The committee also required a shelter acuity work group — made up of human services staff, the city budget office, the King County Regional Homelessness Authority, shelter operators, provider organizations, council offices, and central staff — to define acuity levels, service requirements and per‑unit cost assumptions before contracts are executed. The chair framed the approach as a balance between urgency to get resources out this year and continued council oversight during rollout.

Committee members asked the executive to provide regular updates. One amendment (sponsored by Council Member Juarez and moved in by staff) asks the mayor’s office for monthly safety indicators pulled from existing sources — critical incident reports, unified care team data, 911 and SPD responses, and good‑neighbor agreement metrics — delivered district by district.

Public testimony at the start of the meeting was largely in support of the bills, with providers and housing advocates urging quick action while asking the council to ensure adequate case management and behavioral‑health services.
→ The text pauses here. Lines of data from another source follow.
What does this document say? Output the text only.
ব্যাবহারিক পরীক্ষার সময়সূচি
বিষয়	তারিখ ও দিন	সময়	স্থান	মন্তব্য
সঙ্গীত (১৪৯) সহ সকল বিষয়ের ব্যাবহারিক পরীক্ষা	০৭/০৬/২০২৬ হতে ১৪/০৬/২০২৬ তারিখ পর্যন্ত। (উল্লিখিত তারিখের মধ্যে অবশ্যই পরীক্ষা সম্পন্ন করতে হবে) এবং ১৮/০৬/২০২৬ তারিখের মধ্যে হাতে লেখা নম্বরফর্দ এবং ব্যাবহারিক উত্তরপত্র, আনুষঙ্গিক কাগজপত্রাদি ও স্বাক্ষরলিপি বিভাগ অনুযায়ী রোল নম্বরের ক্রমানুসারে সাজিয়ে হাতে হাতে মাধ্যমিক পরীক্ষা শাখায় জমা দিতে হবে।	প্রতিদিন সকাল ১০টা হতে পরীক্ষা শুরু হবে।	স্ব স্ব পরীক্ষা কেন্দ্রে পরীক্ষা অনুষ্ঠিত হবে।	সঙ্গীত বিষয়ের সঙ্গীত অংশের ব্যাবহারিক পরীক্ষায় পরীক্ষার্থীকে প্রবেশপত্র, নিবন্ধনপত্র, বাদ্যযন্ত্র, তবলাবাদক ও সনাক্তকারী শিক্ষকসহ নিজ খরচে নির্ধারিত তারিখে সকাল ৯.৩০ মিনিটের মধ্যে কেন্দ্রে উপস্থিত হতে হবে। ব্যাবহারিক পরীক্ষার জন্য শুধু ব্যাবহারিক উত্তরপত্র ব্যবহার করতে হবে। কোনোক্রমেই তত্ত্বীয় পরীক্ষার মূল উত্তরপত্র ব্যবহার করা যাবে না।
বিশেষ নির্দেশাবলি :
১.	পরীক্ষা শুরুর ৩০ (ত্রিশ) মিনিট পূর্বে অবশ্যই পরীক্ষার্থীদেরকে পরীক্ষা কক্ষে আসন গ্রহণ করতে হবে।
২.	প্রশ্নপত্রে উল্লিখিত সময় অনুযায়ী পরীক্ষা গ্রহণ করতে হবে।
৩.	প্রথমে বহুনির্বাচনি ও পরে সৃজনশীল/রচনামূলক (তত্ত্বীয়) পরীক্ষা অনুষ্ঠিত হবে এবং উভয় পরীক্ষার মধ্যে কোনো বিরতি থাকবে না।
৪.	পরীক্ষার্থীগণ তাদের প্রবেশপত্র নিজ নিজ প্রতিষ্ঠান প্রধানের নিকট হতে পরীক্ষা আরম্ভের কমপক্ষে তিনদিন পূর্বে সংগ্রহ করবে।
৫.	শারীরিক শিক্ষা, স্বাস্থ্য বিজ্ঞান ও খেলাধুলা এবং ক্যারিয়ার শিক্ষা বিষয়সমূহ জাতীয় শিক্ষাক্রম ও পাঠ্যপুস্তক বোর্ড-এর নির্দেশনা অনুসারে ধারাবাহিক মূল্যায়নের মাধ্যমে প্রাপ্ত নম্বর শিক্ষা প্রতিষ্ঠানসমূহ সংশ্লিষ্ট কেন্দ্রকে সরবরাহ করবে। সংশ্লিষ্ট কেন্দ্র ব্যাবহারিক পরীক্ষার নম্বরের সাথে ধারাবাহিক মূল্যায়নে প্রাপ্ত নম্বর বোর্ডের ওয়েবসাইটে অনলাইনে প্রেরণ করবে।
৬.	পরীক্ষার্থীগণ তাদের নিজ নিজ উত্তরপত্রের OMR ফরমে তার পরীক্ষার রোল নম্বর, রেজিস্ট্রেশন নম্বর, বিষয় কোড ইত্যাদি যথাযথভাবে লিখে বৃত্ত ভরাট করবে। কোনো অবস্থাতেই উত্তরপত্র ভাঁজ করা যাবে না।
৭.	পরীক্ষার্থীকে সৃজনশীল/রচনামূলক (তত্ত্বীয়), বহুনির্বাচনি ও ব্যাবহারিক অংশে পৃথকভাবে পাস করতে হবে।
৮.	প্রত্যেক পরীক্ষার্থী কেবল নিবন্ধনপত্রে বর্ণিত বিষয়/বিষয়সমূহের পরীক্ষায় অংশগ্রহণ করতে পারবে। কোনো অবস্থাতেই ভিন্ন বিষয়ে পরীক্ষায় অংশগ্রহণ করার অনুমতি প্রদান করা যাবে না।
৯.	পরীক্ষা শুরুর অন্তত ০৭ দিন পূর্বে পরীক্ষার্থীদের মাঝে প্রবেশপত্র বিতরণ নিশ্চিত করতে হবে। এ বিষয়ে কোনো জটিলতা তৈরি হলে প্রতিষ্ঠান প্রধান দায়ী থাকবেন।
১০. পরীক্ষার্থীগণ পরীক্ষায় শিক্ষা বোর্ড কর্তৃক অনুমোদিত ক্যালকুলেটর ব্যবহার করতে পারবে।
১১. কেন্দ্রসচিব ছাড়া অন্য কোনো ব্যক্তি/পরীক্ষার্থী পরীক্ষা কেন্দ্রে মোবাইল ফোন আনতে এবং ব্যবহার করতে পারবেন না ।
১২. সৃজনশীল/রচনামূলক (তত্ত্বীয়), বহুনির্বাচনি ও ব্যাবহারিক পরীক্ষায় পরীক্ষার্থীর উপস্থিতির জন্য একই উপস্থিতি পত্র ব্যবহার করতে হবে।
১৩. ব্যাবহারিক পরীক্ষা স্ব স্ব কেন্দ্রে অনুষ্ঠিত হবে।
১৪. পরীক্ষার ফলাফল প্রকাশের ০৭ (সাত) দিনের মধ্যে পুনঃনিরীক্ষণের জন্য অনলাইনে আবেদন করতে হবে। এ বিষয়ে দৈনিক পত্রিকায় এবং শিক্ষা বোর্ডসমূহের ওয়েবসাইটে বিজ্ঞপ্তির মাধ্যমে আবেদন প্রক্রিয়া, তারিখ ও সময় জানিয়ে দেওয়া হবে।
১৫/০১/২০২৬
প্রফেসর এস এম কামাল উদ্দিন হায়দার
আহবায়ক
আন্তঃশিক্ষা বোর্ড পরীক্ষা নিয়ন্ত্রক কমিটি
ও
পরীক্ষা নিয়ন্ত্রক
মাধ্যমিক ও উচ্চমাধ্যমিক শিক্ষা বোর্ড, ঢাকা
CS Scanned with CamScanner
A few public commenters urged a delay to examine alternatives or raised concerns about operator qualifications and on‑site service quality.

The committee recommended passage of CB121185 as amended and will forward the bill to the full Seattle City Council meeting on April 14 for final action.

Quotes

"With 2 simple Google searches and a calculator, I found out that Seattle's unsheltered homeless population is not the 4,500 as the mayor's office suggests, but over 7,000," said Barb Oliver, a consultant and Hope Factory builder, during public comment, urging the council to slow the vote and review alternatives.

"We need more recovery shelter in Seattle for folks that are trying to recover," Vice Chair Rivera said during the amendment debate.

What happens next

The full council will consider CB121185 on April 14. The adopted amendments require the mayor’s office and departments to report to council offices and to work with providers as the city implements the shelter expansion.